The daughter of a piano-teacher mother and a father who was a high-ranking officer in the U.S. Army, as a child Ramberg moved around the world to the bases where he was stationed. The family finally landed permanently in Highwood, Ill., a northside Chicago suburb. While in high school, Ramberg took a summer class at the School of the Art Institute of Chicago, and enrolled as a full-time student the following year. Eventually, she became part of SAIC’s faculty, as well as chair of the painting department. (The school is known for what some there call the “ingrown toenail” of its alumni-heavy teaching staff, but Ramberg and a few other exceptional teachers make that look like a reasonable practice.)
 
Ramberg’s breakthrough moment was “Hair” (1968), a work that constituted her undergraduate thesis show. She used small, square Masonite panels (the cheapest painting formats available in the student store) to lovingly render “portraits” of women’s heads as seen from the back—namely, hairdos with hands helping keep them in place. The pictures are slightly cartoonish (that is, flat with no modelling), gently satirical, and—as is true with almost every painting in the exhibition—deceptively subversive on matters of sex, style and femininity.
 
From 1969 to 1980, Ramberg kept a diary where she mused upon her desire to have affairs (she had married the artist Philip Hanson in 1968, the same year she both finished her bachelor’s degree and was in her first exhibition); her fascination with the imagery of sadomasochism, especially bondage; and her guilt over both her attraction to S&M and attempted denial of it.

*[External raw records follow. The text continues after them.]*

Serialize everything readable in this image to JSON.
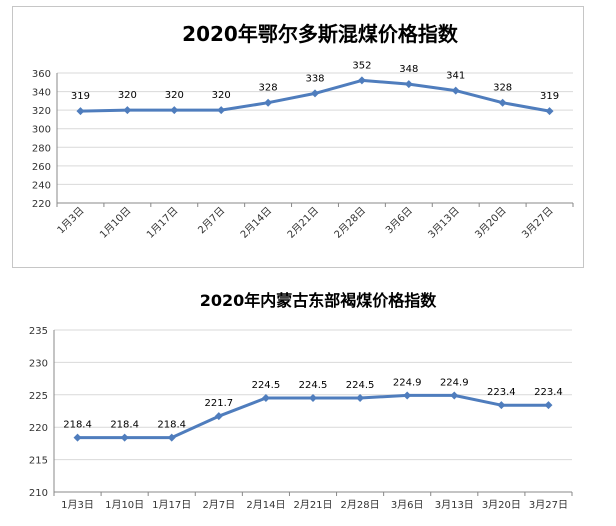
{
  "chart_data": [
    {
      "type": "line",
      "title": "2020年鄂尔多斯混煤价格指数",
      "xlabel": "",
      "ylabel": "",
      "categories": [
        "1月3日",
        "1月10日",
        "1月17日",
        "2月7日",
        "2月14日",
        "2月21日",
        "2月28日",
        "3月6日",
        "3月13日",
        "3月20日",
        "3月27日"
      ],
      "series": [
        {
          "values": [
            319,
            320,
            320,
            320,
            328,
            338,
            352,
            348,
            341,
            328,
            319
          ]
        }
      ],
      "data_labels": [
        "319",
        "320",
        "320",
        "320",
        "328",
        "338",
        "352",
        "348",
        "341",
        "328",
        "319"
      ],
      "ylim": [
        220,
        360
      ],
      "yticks": [
        "220",
        "240",
        "260",
        "280",
        "300",
        "320",
        "340",
        "360"
      ],
      "grid": true,
      "legend": "none",
      "x_label_rotation": "rotated",
      "colors": {
        "line": "#4f7dbd",
        "marker": "#4f7dbd",
        "grid": "#d9d9d9",
        "axis": "#888888"
      }
    },
    {
      "type": "line",
      "title": "2020年内蒙古东部褐煤价格指数",
      "xlabel": "",
      "ylabel": "",
      "categories": [
        "1月3日",
        "1月10日",
        "1月17日",
        "2月7日",
        "2月14日",
        "2月21日",
        "2月28日",
        "3月6日",
        "3月13日",
        "3月20日",
        "3月27日"
      ],
      "series": [
        {
          "values": [
            218.4,
            218.4,
            218.4,
            221.7,
            224.5,
            224.5,
            224.5,
            224.9,
            224.9,
            223.4,
            223.4
          ]
        }
      ],
      "data_labels": [
        "218.4",
        "218.4",
        "218.4",
        "221.7",
        "224.5",
        "224.5",
        "224.5",
        "224.9",
        "224.9",
        "223.4",
        "223.4"
      ],
      "ylim": [
        210,
        235
      ],
      "yticks": [
        "210",
        "215",
        "220",
        "225",
        "230",
        "235"
      ],
      "grid": true,
      "legend": "none",
      "x_label_rotation": "horizontal",
      "colors": {
        "line": "#4f7dbd",
        "marker": "#4f7dbd",
        "grid": "#d9d9d9",
        "axis": "#888888"
      }
    }
  ]
}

In October 1973, Ramberg gave birth, but the baby was premature and died shortly thereafter; the event and its troubling aftermath constituted one of the diary’s longer entries. (She later had a son, Alexander.) Whatever Ramberg’s inner turmoil regarding sex, she made several illustrations, in her almost instantly recognizable style, for Playboy (headquartered in Chicago at the time).
 
While Ramberg’s paintings are executed crisply and cleanly—almost obsessively so—“neat divisions of Ramberg’s archival material are artificial,” says co-curator Thea Liberty Nichols in the exhibition’s excellent and superbly designed catalog. (The show’s other curator is Mark Pascale.) “Her diary contains sketches, her sketchbooks contain long diaristic passages, and within her studio, she kept all of these items within arm’s reach.” Ramberg also took and saved any number of 35mm slides of strange objects and advertising signs, and collected hundreds of dolls—from handmade and folksy to commercial souvenirs—that she hung as an overflowing wall installation in her apartment.
 
Although Ramberg was a remarkably consistent artist, four paintings from 1980-81—each about 50 inches high by 40 inches wide—are exceptional. They are “Sedimentary Disturbance,” “Hearing,” “Black ’N’ Blue Jacket” and “Simultaneous Emergence.” Schematically, each is of a headless female body depicted from shoulders to midthigh. The paintings draw us into a surreal world where in place of sexual organs there are tiny, partial human figures. Because of the formal aesthetics—designs that rely on compact shapes with subtle variations in the background color of each—things are haunting but not the least bit grotesque. “Haunting,” in fact, is the adjective that best applies to all of Ramberg’s art save for the textile works she produced throughout the 1980s that are at the end of the show. (Although these are technically impressive, they are rather an anti-climax to her paintings.)
 
In 1989, while chair of the painting department at SAIC, Ramberg was diagnosed with Pick’s disease, a form of dementia. She spent the last years of her life in an assisted-living facility where she was regularly visited by Mr. Hanson, from whom she was separated, and artist-friends who would take her for walks on the grounds. Ramberg died on Dec. 10, 1995, not yet 50 years old.